The turnaround coincided at least partly with GM Brian Cashman’s decision to name Oppenheimer as the new scouting director in 2005. Oppenheimer, a former catcher at USC and then in the Brewers’ minor-league system, had filled a handful of baseball operations positions since joining the Yankees as a scout in 1993, but amateur scouting is his passion, and he was delighted to be named scouting director.
It remains to be seen whether this gamble pays off, but there is no debating the improved state of the Yankee farm system.

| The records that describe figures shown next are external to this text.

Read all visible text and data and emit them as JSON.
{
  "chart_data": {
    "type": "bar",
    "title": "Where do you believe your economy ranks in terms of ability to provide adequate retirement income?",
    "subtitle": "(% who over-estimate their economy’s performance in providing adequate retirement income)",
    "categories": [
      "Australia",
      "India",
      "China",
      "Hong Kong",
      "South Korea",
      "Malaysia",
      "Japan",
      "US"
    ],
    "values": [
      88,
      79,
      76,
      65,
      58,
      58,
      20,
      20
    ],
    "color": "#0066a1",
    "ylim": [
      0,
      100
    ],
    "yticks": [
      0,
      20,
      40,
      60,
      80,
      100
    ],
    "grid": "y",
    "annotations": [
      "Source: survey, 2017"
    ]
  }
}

Oppenheimer’s role as scouting director in this improvement has earned him praise from both Cashman and Hank Steinbrenner, to the point where he is viewed as a potential successor to Cashman should the current GM leave on his own or be replaced in the coming years.
Oppenheimer deflected such talk when the subject was raised.
“If that’s something somebody else sees and wants to talk about, and that’s the right thing to happen, it’ll happen,” he said. “But I’m definitely not out there seeking that job. I love doing what I’m doing now. What we’ve done with Cash, everybody feels like we’re building something special here.”
I was once not that high on Oppenheimer. But, that was a mistake. I hope he’s the next Yankees G.M. – should something happen with Cashman (such as a promotion or an exit). He deserves the shot and has a leg up in that he knows the Yankees organization and what it takes to survive there.
It’s interesting that Cashman is now painted as a champion of Oppenheimer. That was not always the case. Note from an October 2005 report:
One thing under discussion is more frequent and inclusive meetings, in which Cashman, manager Joe Torre and possibly scout Gene Michael, whom Cashman regards very highly, will have Steinbrenner’s ear nearly as often as the Boss’ Tampa-based advisers. Billy Connors, Bill Emslie, Mark Newman and Damon Oppenheimer, all of whom work at the Tampa minor league complex, are among the chefs stirring the broth, a source of irritation to Cashman and Torre in New York.
Good job by Cashman in realizing the value of Oppenheimer and for putting him on point for the draft, as he has done now.